On 06/17/2016 09:36 AM, Peter Maydell wrote:
> On 17 June 2016 at 17:12, Richard Henderson <r...@twiddle.net> wrote:
>> What about using dl_iterate_phdr, looking for PT_GNU_STACK?
>> That interface is present on a few other hosts besides Linux.
> 
> We could do that. I note that the MIPS kernel is buggy in that
> it will assume the stack is executable even if the binary
> has PT_GNU_STACK saying "please don't be executable". And
> most architectures except x86-64 won't honour PT_GNU_STACK=non-exec
> unless the parent process also had nonexec stack (because they
> let the READ_IMPLIES_EXEC personality flag be inherited; see
> https://insights.sei.cmu.edu/cert/2014/02/feeling-insecure-blame-your-parent.html
> ). So the PT_GNU_STACK flag doesn't necessarily match up with
> either the actual executability of the standard stack or with
> what the kernel actually requires.

How bizarre.

Glibc will most definitely honour PT_GNU_STACK when allocating thread stacks,
so it's a weird thing for the kernel to want to inherit for the initial thread
stack.

>> But really this is a place that I'd much rather fall back to an ifdef ladder
>> than assume executable permission is required.
> 
> The trouble with this is that it means that as and when the MIPS
> folks fix their kernel and libc and compiler to support non-exec
> stacks we won't automatically pick this up, and our stacks will
> remain executable.

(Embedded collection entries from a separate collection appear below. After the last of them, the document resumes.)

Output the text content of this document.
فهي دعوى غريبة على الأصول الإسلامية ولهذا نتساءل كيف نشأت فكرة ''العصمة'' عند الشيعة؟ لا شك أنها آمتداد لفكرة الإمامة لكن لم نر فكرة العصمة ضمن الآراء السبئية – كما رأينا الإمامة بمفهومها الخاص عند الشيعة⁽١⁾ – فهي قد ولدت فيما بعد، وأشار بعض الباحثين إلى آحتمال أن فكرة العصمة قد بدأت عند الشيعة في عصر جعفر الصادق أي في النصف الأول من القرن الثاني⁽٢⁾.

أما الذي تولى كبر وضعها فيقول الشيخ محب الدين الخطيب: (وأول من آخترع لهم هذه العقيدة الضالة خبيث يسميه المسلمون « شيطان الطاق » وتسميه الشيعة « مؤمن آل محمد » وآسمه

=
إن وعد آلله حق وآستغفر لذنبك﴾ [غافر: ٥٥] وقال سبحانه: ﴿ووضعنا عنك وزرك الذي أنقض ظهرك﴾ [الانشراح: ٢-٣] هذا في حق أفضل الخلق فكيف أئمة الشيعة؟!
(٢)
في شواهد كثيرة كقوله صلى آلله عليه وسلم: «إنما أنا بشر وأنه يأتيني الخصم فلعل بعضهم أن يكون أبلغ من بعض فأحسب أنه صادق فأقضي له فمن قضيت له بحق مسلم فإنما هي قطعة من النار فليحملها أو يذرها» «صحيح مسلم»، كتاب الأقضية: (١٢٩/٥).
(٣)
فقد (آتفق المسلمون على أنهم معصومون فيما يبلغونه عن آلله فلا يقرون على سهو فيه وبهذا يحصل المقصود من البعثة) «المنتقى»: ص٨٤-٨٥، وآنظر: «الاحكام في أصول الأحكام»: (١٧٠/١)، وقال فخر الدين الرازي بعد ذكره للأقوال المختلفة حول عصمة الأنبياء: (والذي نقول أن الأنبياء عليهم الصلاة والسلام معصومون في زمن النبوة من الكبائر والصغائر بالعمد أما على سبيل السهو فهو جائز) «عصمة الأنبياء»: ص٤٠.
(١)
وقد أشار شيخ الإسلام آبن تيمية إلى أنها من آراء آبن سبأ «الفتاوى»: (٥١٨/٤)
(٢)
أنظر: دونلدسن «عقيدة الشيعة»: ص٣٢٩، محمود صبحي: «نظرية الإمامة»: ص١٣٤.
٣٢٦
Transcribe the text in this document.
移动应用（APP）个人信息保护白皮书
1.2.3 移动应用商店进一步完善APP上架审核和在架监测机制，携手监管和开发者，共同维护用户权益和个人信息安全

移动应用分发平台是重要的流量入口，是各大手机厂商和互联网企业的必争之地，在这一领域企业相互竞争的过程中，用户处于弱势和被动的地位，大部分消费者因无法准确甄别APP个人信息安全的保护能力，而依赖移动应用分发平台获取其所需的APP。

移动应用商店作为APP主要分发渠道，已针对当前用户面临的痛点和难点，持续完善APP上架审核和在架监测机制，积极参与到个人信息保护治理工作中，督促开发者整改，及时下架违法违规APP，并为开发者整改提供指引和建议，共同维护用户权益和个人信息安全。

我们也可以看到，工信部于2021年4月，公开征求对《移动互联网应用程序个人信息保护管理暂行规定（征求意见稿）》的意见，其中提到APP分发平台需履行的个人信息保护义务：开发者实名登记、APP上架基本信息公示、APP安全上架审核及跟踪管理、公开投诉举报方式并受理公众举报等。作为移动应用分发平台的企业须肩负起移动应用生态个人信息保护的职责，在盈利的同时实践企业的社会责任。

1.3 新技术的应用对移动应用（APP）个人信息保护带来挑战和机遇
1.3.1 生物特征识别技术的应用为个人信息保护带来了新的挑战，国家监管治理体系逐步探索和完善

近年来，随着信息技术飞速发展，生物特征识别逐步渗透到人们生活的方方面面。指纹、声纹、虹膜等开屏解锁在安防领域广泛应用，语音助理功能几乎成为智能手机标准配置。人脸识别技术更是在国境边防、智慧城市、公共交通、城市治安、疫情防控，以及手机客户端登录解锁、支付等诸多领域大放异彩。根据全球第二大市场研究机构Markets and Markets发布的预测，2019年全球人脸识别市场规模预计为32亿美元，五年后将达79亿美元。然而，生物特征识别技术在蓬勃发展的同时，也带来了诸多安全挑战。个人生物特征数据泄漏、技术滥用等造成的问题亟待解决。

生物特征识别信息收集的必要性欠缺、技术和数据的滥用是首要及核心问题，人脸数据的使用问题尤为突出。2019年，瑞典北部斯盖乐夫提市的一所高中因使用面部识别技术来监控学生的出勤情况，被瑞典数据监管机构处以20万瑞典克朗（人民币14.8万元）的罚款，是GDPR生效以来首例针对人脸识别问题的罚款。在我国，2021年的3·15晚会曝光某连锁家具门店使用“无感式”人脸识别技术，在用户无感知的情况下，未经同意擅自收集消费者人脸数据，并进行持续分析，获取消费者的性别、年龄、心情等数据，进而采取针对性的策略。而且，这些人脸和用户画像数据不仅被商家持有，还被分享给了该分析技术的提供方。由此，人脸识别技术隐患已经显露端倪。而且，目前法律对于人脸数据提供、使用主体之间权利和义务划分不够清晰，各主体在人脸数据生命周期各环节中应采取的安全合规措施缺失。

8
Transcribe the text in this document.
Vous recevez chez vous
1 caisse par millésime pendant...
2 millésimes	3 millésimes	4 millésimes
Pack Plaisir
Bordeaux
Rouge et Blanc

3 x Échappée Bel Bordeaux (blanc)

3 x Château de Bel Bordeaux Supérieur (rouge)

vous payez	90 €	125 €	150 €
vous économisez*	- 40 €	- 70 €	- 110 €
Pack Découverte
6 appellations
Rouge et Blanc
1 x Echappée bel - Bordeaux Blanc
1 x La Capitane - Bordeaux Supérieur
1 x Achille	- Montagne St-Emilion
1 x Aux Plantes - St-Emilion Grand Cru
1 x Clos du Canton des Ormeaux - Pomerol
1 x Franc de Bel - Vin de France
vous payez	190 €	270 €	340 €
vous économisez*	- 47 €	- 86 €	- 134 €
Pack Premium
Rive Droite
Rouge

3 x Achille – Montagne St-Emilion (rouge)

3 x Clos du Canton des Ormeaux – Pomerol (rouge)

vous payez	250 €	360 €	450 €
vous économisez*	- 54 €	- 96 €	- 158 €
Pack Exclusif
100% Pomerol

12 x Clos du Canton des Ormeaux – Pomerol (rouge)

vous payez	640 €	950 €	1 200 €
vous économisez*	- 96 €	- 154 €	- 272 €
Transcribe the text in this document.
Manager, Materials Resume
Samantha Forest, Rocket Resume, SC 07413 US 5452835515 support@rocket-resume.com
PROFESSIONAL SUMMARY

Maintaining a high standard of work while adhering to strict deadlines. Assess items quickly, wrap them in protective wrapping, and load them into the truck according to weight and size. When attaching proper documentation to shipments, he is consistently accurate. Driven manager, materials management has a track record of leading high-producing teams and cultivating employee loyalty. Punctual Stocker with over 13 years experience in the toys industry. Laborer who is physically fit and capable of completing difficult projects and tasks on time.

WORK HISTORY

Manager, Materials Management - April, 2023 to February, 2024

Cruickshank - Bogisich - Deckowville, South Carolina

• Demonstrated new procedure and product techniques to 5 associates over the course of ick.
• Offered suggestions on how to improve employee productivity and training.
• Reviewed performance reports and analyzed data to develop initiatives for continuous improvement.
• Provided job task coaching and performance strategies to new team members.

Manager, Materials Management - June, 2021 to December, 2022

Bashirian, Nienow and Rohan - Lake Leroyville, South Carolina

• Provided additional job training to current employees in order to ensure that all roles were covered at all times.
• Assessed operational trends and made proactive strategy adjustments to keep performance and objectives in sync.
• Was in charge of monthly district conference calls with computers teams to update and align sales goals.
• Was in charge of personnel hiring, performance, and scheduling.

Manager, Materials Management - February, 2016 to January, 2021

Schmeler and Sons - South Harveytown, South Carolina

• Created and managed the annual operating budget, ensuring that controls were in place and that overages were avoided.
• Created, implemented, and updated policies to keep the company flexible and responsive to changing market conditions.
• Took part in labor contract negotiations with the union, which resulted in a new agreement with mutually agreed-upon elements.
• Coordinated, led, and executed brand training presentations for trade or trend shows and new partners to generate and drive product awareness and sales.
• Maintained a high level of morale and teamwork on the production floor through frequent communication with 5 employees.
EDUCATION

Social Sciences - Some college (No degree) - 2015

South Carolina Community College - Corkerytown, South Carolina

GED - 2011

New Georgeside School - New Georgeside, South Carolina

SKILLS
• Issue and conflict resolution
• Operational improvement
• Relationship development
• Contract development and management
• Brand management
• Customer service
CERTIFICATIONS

Also it requires us to audit every architecture
> to find out which ones require exec-stack. But maybe it is just
> MIPS? (Maybe we could just say "this is a MIPS kernel bug" ? :-))

I am inclined to hope that this is just a mips thing.
It's a pretty strange situation.

But I did really mean fall back.  Yes, try the other methods, but if we don't
detect anything about the stack, only enable it via ifdef ladder.